Because spend tracks activity, not yield. Enterprise LLM spend roughly doubled in six months ([Menlo Ventures](https://menloventures.com/), 2025), but most generated tokens never reach a useful action after retries and failed-quality outputs ([FinOps Foundation](https://www.finops.org/insights/token-economics-the-atomic-unit-of-ai-value/), 2025). You're paying for context-blind search, not for shipped work.

### Does AI actually make experienced developers faster?

Not automatically.

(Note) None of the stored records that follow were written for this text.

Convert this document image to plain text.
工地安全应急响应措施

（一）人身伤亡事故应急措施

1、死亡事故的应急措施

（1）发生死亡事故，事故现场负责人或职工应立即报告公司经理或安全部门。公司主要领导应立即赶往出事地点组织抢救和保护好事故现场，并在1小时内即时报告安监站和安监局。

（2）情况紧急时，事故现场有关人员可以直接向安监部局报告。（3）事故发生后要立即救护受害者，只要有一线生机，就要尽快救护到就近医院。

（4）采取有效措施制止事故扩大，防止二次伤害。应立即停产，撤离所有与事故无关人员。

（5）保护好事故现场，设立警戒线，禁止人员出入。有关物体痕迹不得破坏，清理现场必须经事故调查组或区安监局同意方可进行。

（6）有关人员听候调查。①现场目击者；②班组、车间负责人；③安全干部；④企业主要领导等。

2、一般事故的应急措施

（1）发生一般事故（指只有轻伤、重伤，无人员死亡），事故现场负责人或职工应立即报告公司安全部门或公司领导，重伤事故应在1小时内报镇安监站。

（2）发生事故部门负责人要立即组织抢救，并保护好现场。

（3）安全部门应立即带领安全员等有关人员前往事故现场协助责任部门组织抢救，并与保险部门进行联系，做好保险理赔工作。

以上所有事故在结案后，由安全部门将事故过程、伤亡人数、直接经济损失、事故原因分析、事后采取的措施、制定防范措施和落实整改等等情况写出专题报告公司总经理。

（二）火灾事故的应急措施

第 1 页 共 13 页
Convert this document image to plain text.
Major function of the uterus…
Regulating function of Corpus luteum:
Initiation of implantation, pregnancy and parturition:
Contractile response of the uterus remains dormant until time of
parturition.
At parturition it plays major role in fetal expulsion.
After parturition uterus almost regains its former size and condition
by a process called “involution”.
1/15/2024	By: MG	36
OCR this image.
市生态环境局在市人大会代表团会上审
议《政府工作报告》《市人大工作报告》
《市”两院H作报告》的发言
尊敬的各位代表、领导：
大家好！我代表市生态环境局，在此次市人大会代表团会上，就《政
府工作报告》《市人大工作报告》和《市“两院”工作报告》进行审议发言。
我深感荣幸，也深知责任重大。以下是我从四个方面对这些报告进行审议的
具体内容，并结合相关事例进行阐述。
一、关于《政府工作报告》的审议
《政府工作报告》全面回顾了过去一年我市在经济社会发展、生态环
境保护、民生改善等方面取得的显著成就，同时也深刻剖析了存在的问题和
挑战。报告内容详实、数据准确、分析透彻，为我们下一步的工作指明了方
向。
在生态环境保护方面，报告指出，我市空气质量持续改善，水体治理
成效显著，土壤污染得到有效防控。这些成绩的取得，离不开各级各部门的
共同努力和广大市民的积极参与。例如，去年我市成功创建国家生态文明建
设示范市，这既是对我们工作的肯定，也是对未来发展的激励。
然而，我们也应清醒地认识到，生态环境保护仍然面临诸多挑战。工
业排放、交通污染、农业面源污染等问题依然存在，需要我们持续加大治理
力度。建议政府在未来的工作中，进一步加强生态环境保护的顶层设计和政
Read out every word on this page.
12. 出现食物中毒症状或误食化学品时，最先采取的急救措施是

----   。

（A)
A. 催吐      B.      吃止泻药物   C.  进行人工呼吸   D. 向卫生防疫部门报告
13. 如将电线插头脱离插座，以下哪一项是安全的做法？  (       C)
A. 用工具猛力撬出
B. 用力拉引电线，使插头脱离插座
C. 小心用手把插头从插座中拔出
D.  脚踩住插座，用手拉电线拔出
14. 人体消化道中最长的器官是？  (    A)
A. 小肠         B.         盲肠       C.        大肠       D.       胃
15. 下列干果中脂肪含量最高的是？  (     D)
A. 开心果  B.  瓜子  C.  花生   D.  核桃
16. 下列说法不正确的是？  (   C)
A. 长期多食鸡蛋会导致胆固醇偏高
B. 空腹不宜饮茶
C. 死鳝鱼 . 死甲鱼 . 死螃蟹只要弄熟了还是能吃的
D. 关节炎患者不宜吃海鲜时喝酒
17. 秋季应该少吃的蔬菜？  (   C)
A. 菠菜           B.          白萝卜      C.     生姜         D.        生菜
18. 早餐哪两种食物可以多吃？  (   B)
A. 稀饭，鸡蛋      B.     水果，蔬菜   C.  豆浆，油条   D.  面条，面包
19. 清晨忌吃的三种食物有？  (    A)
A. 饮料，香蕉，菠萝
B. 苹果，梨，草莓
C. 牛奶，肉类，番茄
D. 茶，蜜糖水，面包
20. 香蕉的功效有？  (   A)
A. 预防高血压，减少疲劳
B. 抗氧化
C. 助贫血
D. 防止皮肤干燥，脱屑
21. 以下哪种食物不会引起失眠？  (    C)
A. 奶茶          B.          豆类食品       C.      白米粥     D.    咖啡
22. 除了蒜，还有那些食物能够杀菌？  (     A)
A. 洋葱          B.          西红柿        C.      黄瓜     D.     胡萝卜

A 2025 RCT found experienced developers were about 19% slower with AI on familiar codebases while feeling faster ([METR](https://metr.org/), 2025). The felt speed is real, the measured speed often isn't. That's why you measure surviving output, not perceived velocity.

### How much autonomy should I give my coding agents?

Only as much as your other two levers support. Treat autonomy as a dial that rises when token yield is high and output survives review. DORA's 2025 report calls AI an amplifier of your existing delivery system ([DORA](https://dora.dev/), 2025), so weak context plus high autonomy amplifies rework, not output.

### What's the single highest-impact thing to fix first?

Context quality. It's the shared cause behind low yield, fragile output, and unsafe autonomy. Raising it lets every lever move to its next setting, which is why it gates each stage of the maturity curve. Building with AI effectively starts by finding your stage, then budgeting and measuring to it.

## Where to start this quarter

Start by finding your stage, then operate to it. Pick one team and instrument all three levers on real work: cost per useful output instead of cost per token, survival of AI-authored PRs instead of raw volume, and an autonomy ceiling that only rises when both metrics hold. Don't try to climb three stages at once. Move one lever to its next setting and let the others follow.

The pattern repeats at every level: spend is up everywhere ([Menlo Ventures](https://menloventures.com/), 2025), impact is concentrated in the teams that operate this way ([McKinsey](https://www.mckinsey.com/capabilities/quantumblack/our-insights/the-state-of-ai), 2025), and the variable that separates them is context quality. Building with AI effectively is less about which model you run and more about whether your agents understand the system they're working in. Get the WHY in front of them, and every PR starts to look like your best engineer on that part of the system wrote it.